An Ontario court has allowed a wrongful dismissal claim involving a former truck driver and his company to proceed, despite significant procedural delays.

The plaintiffs, G.U. and G. Uzelac Trucking, allege they were wrongfully terminated by Dufferin Aggregates, a division of CRH Canada Group Inc. (CRH), and Aggregate Transfer Systems (ATS) in May 2017.

They claim age discrimination under Ontario’s Human Rights Code and failure to receive statutory entitlements under the Employment Standards Act, 2000. The defendants sought dismissal of the action due to delay, arguing they would suffer prejudice if the case continued.

Delays on both sides

The court found that while the plaintiffs bore responsibility for some of the delays, including failure to schedule discoveries in a timely manner and missing deadlines for mediation, the defendants also contributed to the delay through multiple changes in legal representation, shifting positions on mediation, and resistance to setting a timetable.

“The progress of this action has not been ideal, and there have been material periods of delay attributable to the plaintiffs,” the court stated. However, it concluded that the plaintiffs had demonstrated a sufficient intention to move the action forward and that the delays did not cause non-compensable prejudice to the defendants.

The case began in June 2017, when the plaintiffs alleged that the defendants stopped scheduling them for work, effectively terminating their employment. G.U. had initially worked as an employee for CRH from 1962 to 2000, when he was required to retire at age 65 due to union membership rules. He then continued providing trucking services through ATS until 2017. The plaintiffs claimed $417,500 in damages, including $312,500 for wrongful dismissal and $100,000 for violations of the Human Rights Code.

Litigation was slow to progress. After pleadings closed in mid-2017, the parties disagreed over whether to mediate before or after examinations for discovery. The defendants initially refused to mediate early, later changed their position, and then refused again. ATS changed lawyers twice before ultimately deciding not to defend the action, while CRH changed legal counsel five times over the course of proceedings. Examinations for discovery were scheduled but repeatedly postponed, with the plaintiffs failing to take active steps to reschedule until 2020.

‘Acceptable’ explanation for delay

The court considered whether the plaintiffs had provided an acceptable explanation for the delay and whether allowing the case to continue would unfairly prejudice the defendants. “Acceptable does not mean that the explanation must be ‘good,’ only ‘adequate’ or ‘passable’ and ‘cogent,'” the court noted. It found that while there were internal file management issues at the plaintiffs’ law firm, including staff turnover and supervision lapses, there was no evidence of deliberate inaction.
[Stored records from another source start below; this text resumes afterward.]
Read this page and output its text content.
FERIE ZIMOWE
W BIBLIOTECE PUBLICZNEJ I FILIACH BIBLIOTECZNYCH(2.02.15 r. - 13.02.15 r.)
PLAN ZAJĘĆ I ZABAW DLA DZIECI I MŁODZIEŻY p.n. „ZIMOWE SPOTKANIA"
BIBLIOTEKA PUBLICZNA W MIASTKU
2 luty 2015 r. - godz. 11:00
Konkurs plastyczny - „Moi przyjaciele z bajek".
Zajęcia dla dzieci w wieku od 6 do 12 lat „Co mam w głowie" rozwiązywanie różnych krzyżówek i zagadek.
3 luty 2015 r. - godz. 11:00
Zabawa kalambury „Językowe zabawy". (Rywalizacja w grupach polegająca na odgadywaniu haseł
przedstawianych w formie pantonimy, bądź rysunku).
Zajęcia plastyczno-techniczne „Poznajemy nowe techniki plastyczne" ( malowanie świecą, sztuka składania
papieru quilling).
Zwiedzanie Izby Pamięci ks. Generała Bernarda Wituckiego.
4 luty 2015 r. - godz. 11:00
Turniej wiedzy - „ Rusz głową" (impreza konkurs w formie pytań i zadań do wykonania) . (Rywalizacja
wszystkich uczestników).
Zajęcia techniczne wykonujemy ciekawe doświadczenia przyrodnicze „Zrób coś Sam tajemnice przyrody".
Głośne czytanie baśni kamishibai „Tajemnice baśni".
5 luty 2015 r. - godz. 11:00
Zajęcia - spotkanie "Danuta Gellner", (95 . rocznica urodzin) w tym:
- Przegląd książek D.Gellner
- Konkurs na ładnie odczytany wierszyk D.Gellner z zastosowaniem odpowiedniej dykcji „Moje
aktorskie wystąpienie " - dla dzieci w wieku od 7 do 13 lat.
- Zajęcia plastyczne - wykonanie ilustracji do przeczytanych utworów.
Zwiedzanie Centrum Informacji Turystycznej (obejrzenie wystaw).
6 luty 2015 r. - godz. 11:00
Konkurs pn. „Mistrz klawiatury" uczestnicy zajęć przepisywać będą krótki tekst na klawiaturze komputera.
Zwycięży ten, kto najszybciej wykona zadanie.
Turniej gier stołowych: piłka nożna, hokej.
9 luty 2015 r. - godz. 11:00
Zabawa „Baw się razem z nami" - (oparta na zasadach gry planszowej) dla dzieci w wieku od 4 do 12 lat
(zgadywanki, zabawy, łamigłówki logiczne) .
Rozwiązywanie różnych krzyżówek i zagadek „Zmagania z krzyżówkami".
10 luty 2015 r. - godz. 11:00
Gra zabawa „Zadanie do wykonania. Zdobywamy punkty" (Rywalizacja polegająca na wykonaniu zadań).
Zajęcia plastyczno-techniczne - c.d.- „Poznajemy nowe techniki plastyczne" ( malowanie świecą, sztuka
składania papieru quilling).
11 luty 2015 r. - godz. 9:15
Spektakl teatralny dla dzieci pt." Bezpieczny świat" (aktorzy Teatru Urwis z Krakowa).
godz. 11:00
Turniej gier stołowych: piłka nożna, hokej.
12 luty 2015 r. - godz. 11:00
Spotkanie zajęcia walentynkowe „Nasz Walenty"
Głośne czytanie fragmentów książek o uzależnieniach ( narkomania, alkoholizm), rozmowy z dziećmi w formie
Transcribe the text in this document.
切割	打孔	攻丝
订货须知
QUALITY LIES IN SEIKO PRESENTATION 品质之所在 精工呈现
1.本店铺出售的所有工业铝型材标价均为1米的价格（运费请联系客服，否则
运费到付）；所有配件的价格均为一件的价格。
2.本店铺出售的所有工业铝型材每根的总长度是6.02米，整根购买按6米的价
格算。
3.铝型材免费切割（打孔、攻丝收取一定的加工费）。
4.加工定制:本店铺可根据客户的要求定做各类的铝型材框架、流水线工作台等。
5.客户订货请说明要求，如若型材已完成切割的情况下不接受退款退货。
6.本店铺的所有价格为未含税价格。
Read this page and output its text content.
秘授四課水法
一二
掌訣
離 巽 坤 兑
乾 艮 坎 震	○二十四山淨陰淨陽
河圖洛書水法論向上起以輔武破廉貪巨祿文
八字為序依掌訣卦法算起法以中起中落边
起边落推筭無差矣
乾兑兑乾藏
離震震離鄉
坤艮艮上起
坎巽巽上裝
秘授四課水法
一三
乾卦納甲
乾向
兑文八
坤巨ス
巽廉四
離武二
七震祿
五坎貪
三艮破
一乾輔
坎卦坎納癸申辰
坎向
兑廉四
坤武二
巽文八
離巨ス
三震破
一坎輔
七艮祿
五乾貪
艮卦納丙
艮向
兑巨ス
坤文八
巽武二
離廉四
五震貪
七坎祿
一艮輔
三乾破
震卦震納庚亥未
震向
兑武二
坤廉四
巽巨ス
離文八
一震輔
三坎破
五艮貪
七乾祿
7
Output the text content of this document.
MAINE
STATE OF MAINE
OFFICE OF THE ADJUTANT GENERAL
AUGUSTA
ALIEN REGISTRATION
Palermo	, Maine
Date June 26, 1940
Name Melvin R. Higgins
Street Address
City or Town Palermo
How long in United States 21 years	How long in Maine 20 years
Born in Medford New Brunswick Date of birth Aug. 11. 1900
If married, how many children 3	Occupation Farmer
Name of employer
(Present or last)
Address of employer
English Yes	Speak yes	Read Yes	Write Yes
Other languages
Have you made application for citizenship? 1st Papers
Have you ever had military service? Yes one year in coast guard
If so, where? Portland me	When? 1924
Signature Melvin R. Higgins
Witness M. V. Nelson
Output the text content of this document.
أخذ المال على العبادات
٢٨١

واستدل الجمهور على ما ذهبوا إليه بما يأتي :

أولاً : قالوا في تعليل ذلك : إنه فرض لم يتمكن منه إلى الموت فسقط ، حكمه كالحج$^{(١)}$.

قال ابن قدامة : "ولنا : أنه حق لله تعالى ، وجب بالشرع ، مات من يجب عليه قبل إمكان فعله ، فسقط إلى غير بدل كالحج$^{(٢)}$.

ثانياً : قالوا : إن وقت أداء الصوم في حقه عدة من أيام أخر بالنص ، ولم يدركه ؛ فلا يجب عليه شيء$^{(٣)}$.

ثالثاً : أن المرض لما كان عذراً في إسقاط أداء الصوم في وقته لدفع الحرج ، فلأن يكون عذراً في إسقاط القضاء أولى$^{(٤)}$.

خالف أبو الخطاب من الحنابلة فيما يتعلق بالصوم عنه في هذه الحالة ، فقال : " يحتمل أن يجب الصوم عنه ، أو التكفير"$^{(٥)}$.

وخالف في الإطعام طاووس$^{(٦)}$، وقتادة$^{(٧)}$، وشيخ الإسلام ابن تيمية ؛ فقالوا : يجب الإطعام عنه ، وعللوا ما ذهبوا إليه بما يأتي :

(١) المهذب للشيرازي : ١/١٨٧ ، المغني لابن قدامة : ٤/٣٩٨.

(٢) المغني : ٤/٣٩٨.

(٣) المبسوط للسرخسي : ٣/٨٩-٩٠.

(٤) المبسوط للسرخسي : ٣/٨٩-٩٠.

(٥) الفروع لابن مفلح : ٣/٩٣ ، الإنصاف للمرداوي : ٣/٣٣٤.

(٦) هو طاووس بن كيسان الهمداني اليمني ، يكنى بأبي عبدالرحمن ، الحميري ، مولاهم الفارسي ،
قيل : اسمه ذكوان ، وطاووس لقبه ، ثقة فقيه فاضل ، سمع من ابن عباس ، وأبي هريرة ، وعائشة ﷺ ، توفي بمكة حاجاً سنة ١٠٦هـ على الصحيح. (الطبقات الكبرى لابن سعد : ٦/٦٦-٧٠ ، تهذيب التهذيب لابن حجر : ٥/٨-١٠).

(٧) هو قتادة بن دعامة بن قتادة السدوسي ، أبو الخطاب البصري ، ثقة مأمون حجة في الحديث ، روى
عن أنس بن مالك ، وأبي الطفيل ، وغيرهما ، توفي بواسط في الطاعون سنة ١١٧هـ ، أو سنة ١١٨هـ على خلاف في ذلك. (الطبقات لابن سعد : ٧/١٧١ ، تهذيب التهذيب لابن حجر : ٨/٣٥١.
The defendants argued they would be prejudiced because two key witnesses had since left CRH, and their whereabouts were unknown. However, the court rejected this argument, noting that the plaintiffs had located both witnesses on LinkedIn and that CRH had not demonstrated any effort to contact them. It also found that the extensive discovery process reduced the risk of faded memories or lost evidence. “There is no evidence that this was done, and I reject their departures as a basis for prejudice,” the court stated.

Ultimately, the court ruled in favour of extending the timeline for trial, citing the plaintiffs’ demonstrated intent to advance the case, the defendants’ role in procedural delays, and the absence of significant prejudice. It ordered a new litigation timetable, requiring the parties to complete outstanding steps, including mediation and trial scheduling, within specific deadlines.